XXX

Pasó algún tiempo antes de que comprendiera cómo había conseguido mi nombre el bufete de Louise Verhees, pues Kalman Teller no lo había dado en ningún momento, ni siquiera cuando se había puesto a buscar un consejero concienzudo que pudiera analizar las consecuencias jurídicas de la información que Redig había logrado averiguar. El propio Redig fue mucho más tajante y se indignó francamente ya solo por haberme atrevido a preguntárselo. Mira y Frederik Roes al principio tampoco tenían ni idea, pero, tras insistir un poco más, resultó que Frederik Roes se había ido de la lengua.

Me llamó una secretaria del bufete Pauw, Richter, Denneman & Forselaar: la empresa para la que trabajaba Louise Verhees me invitaba a mantener una conversación en el bufete. Cuando le pregunté de qué se trataba, respondió muy educada que creía que yo ya estaba al tanto. No seguí preguntando y concerté la cita. Justo cuando pensaba que había llegado a un callejón sin salida, determinadas personas estaban empezando a preocuparse.
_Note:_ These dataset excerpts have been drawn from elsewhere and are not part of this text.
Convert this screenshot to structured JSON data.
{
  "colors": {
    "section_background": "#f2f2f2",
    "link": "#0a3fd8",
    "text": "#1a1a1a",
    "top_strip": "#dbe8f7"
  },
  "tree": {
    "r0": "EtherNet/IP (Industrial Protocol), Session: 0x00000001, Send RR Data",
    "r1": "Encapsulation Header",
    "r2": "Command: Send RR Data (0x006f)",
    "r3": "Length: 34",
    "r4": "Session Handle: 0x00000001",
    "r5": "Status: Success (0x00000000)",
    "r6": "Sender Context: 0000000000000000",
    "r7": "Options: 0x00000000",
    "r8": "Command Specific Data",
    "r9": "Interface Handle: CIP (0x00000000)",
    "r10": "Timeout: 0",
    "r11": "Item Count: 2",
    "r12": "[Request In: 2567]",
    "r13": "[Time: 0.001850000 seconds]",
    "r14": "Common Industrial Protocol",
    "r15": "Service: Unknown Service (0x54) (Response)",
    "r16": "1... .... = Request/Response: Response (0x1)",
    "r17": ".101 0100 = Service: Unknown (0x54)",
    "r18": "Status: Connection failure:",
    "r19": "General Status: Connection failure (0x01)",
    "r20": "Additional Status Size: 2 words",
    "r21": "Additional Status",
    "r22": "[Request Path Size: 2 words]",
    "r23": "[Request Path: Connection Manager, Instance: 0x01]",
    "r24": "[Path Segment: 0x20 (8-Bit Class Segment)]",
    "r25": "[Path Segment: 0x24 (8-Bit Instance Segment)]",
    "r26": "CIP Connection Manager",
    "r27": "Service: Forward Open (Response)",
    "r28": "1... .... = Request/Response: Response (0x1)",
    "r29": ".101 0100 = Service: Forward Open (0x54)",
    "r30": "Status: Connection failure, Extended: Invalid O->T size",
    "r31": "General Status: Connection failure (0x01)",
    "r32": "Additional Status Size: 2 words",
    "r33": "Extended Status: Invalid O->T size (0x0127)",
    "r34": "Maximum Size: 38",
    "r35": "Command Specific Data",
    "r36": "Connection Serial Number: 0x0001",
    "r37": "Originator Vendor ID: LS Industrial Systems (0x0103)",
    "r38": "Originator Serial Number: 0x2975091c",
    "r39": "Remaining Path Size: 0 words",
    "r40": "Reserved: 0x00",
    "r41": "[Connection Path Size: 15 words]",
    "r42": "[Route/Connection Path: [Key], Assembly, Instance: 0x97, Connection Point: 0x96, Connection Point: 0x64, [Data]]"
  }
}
De camino a la avenida Gustav Mahler, crucé la Zuidplein, la plaza del Sur. El viento era tan fuerte que casi me tira de la bicicleta. Era el tipo de plaza, encerrada por el World Trade Center y otras torres de oficinas en el Eje Sur, donde siempre había tremendas ventoleras y en los días soleados una gran parte quedaba a la sombra de los elevados edificios que la rodeaban. Me habían invitado a que me pasara por allí al final del día, a una hora en la que los empleados de bancos y el personal de los muchos bufetes de abogados y de aseguradoras e inmobiliarias y del tribunal en el Parnassusweg iban de camino a la Station Zuid/WTC. Delante de mí, el viento le levantó la falda a una muchacha y, en su intento de volver a bajársela, se dio un aire a Marilyn Monroe en la foto que aparece sobre esa rejilla del metro. Fue por un instante un rayo de esperanza en la oscuridad y el frío de esa tarde de diciembre.
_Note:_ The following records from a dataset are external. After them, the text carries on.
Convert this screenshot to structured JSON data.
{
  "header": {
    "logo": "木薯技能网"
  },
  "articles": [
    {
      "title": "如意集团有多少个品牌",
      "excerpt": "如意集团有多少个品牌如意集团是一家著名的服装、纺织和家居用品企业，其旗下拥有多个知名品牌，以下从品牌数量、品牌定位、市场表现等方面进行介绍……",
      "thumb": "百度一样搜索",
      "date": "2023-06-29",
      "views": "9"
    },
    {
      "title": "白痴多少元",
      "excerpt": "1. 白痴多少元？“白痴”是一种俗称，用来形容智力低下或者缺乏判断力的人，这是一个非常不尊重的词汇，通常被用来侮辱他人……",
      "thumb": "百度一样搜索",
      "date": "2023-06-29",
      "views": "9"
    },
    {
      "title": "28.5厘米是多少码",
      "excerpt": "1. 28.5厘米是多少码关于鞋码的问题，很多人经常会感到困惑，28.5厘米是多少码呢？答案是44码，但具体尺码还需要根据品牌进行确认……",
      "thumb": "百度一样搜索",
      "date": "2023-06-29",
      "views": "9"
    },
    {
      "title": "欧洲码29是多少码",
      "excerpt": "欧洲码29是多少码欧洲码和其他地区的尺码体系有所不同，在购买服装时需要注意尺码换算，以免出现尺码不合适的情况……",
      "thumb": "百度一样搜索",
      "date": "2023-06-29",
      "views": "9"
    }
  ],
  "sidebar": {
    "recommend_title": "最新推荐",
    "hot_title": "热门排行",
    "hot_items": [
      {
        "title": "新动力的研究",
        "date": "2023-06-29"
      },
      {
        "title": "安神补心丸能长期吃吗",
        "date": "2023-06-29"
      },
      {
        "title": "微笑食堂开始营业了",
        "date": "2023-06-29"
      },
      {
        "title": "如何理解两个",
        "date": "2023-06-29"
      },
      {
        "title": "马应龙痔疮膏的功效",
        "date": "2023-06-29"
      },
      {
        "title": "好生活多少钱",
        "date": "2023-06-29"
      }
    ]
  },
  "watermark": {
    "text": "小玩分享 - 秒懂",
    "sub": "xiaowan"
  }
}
Me recibieron en una sala de reuniones alargada con una mesa ovalada en el centro y una decena de lujosas sillas alrededor. La única pared en la que había ventanas ofrecía vistas a un jardín interior, despoblado ahora. En la pared de enfrente colgaban los retratos de quienes, suponía, fueron los fundadores y socios de este bufete. La única foto que reconocí fue un retrato con traje de gala de la reina Beatriz, colgado encima de la repisa de mármol de una chimenea. En el suelo había una gruesa y mullida moqueta de color azul oscuro. Sobre la mesa pendía una suerte de moderna lucerna con ramificaciones en forma de serpiente que se retorcían en toda suerte de escorzos con unas bombillas halógenas en sus extremos. Un moderno interior decorado con buen gusto. Quien se reuniera en semejante entorno seguro que tendría la sensación de estar haciéndolo bien.

Después de haberles estrechado la mano a las tres personas que ya estaban esperándome, me señalaron una de las sillas. Yo era el único que se sentaba a ese lado de la mesa, ya que los tres se sentaron enfrente. Una disposición que daba a entender que no sería una charlita fácil. Mientras iba examinando al trío que tenía delante, fui consciente del aspecto tan desaliñado que debía de tener en comparación con ellos. Llevaba el pelo revuelto por el viaje en bicicleta y desde luego que no me había puesto el mejor de mis trajes.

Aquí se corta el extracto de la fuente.